Coronavirus

Il virus letale della discordia

La "fase due" è un sogno, solo che a sognarlo c'è una moltitudine di avvinazzati, ognuno dei quali se la immagina a modo suo, chi di dritto e chi di rovescio, chi sbilenco e chi contromano, e tutti gridano: apri, no chiudi, fèrmati, vai avanti

Il virus letale della discordia

La «fase due» è un sogno, solo che a sognarlo c'è una moltitudine di avvinazzati, ognuno dei quali se la immagina a modo suo, chi di dritto e chi di rovescio, chi sbilenco e chi contromano, e tutti gridano: apri, no chiudi, fèrmati, vai avanti. È la brutta imitazione di un quadro di Escher, ma senza genio e visione, dove le linee si confondono a formare uno scarabocchio. Il rumore di fondo è un sovrapporsi di voci, ministri, esperti, commissari, seminaristi di questa o quella confraternita di esperti, luminari e moralisti, e gente che arriva di passaggio, dice qualcosa e se ne va. È una torre di Babele dove ognuno parla la propria lingua e quando alla fine tutti sono certi di non essersi capiti buttano lì una mezza frase in inglese pescata a caso dal libro sacro della comunicazione aziendale: lockdown, task force, herd immunity.

Attenzione, questa cosa potrebbe essere contagiosa. No, non ha nulla a che fare con il Sars-Cov-2. È un virus diverso. È farsa, non dramma e colpisce l'ombelico. I sintomi sono logorrea, cecità (sociale e politica) e masturbazione. È il virus della discordia.

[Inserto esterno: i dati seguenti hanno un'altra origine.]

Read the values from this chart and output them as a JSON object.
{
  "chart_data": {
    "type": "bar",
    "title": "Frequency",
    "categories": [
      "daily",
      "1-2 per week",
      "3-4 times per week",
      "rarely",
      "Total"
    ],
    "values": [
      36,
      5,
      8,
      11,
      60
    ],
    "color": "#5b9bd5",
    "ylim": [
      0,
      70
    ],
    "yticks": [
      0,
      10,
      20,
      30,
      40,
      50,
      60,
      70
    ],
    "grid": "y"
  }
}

È antico e Omero diceva che si presentava come una piccola cosa per avanzare poi a larghe falcate sulla terra. Allora si chiamava Eris e banchettava senza invito nel giardino delle Esperidi. I suoi fratelli si chiamavano Moros (il destino avverso), Momo (la colpa), Apate (l'inganno), Nemesi (la vendetta) e Oizys (la miseria). I suoi figli Disnomia (il malgoverno) e Lethe (l'oblio).

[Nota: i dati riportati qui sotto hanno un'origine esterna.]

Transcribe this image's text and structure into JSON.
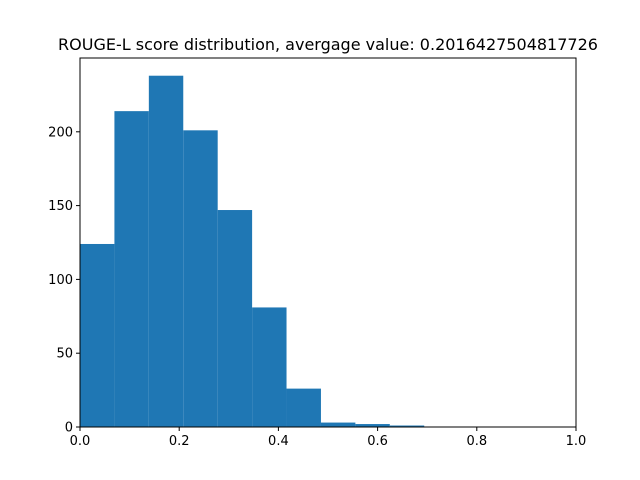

Questa volta la malattia ha un decorso strano. All'inizio ti senti un santo. Vorresti abbracciare tutti, stringere le mani, cantare sui balconi, batterti il petto dicendo: quando tutto questo sarà finito sarò un uomo diverso. Ti commuovi per ogni piccolo gesto di solidarietà. Fai i conti con la morte, chiedendoti per chi suona la campana, perché li hai visti i carri funebri in fila indiana, le bare senza sepoltura e non ti frega più nulla delle stronzate di prima. L'essenziale ora è visibile agli occhi. Ti senti saggio, perché hai trovato nella scienza una nuova religione. Ascolti e vai tutte le sere a messa alle sei del pomeriggio, attento ai numeri dei nuovi sacerdoti. È la fine del mondo, ma tra quaranta giorni ci sarà la resurrezione. La promessa è scritta sui muri: state a casa e andrà tutto bene.

Il virus però è infido e trova la strada per ingannare le difese immunitarie. Ti convince che sei buono. Ti sussurra: siamo fratelli, fratelli d'Italia e tutti insieme ci svegliamo una mattina e cantiamo Bella ciao. Non mi riconosci? Tu sei come me e il male sono sempre gli altri. Gli altri chi? Gli altri.

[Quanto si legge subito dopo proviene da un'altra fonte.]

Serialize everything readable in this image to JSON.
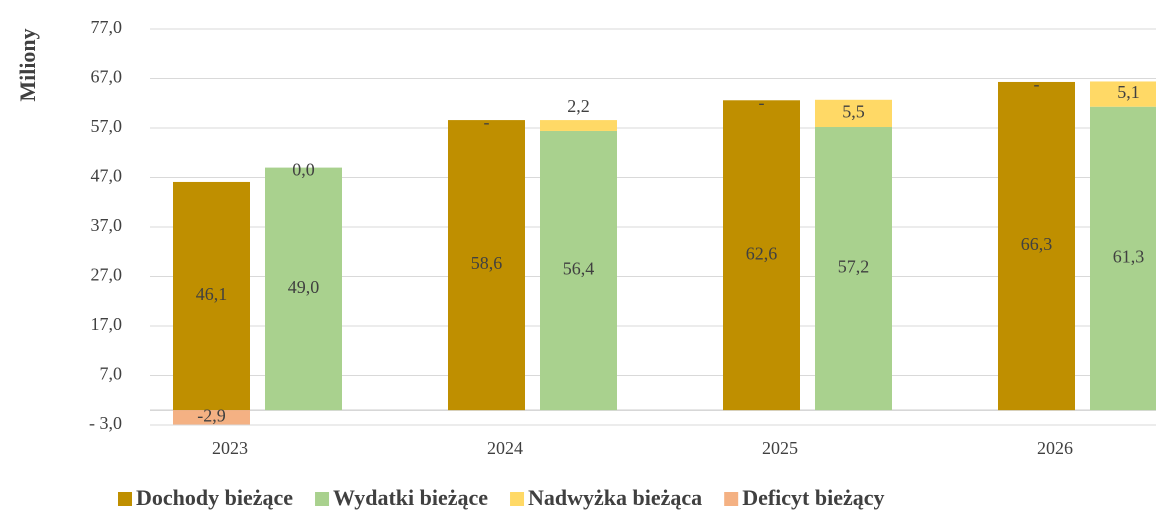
{
  "chart_data": {
    "type": "bar",
    "stacked": true,
    "y_label": "Miliony",
    "categories": [
      "2023",
      "2024",
      "2025",
      "2026"
    ],
    "ylim": [
      -3,
      77
    ],
    "yticks": [
      {
        "value": -3,
        "label": "- 3,0"
      },
      {
        "value": 7,
        "label": "7,0"
      },
      {
        "value": 17,
        "label": "17,0"
      },
      {
        "value": 27,
        "label": "27,0"
      },
      {
        "value": 37,
        "label": "37,0"
      },
      {
        "value": 47,
        "label": "47,0"
      },
      {
        "value": 57,
        "label": "57,0"
      },
      {
        "value": 67,
        "label": "67,0"
      },
      {
        "value": 77,
        "label": "77,0"
      }
    ],
    "grid": true,
    "legend": "bottom",
    "series": [
      {
        "name": "Dochody bieżące",
        "color": "#bf8f00",
        "stack": 0,
        "values": [
          46.1,
          58.6,
          62.6,
          66.3
        ],
        "value_labels": [
          "46,1",
          "58,6",
          "62,6",
          "66,3"
        ]
      },
      {
        "name": "Wydatki bieżące",
        "color": "#a9d18e",
        "stack": 1,
        "values": [
          49.0,
          56.4,
          57.2,
          61.3
        ],
        "value_labels": [
          "49,0",
          "56,4",
          "57,2",
          "61,3"
        ]
      },
      {
        "name": "Nadwyżka bieżąca",
        "color": "#ffd966",
        "stack": 1,
        "values": [
          0.0,
          2.2,
          5.5,
          5.1
        ],
        "value_labels": [
          "0,0",
          "2,2",
          "5,5",
          "5,1"
        ]
      },
      {
        "name": "Deficyt bieżący",
        "color": "#f4b183",
        "stack": 0,
        "values": [
          -2.9,
          0,
          0,
          0
        ],
        "value_labels": [
          "-2,9",
          "-",
          "-",
          "-"
        ]
      }
    ]
  }
}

Poi invece comincia la giostra. Di chi è la colpa? I sedentari contro i marciatori, i giovani contro i vecchi, lo Stato contro le Regioni, il Sud contro il Nord, la Campania contro la Lombardia, i favorevoli contro i contrari, sicurezza contro libertà, la giustizia contro la legge, il pubblico contro il privato, quelli che lavorano contro quelli che non lavorano, i partigiani del Mes contro i patrioti degli eurobond. Tutto si sfalda. Non c'è più maggioranza e neppure opposizione. Ogni sottosegretariato è una fazione. Il premier non si fida del ministro dell'Economia, il Pd non si fida del vecchio amico Renzi e insieme tengono a distanza i grillini, i quali ormai si sono frammentati in cinque stelle, ognuna della quali dice all'altra: traditore. Tutti vorrebbero fare fuori Conte, ma non si mettono d'accordo su come. Ci sarebbe la scienza: terra sacra della ragione. Peccato che pure i virologi si siano messi a sacramentare, ognuno in fondo perso dentro al Coronavirus suo.

Chi dice che è biondo, chi dice che è alto, chi dice che dorme e chi sostiene che al massimo riposa, chi ci gioca a biliardo e chi lo mostra in tv. Risultato: sarebbe bello uscire, ma ne vale davvero la pena?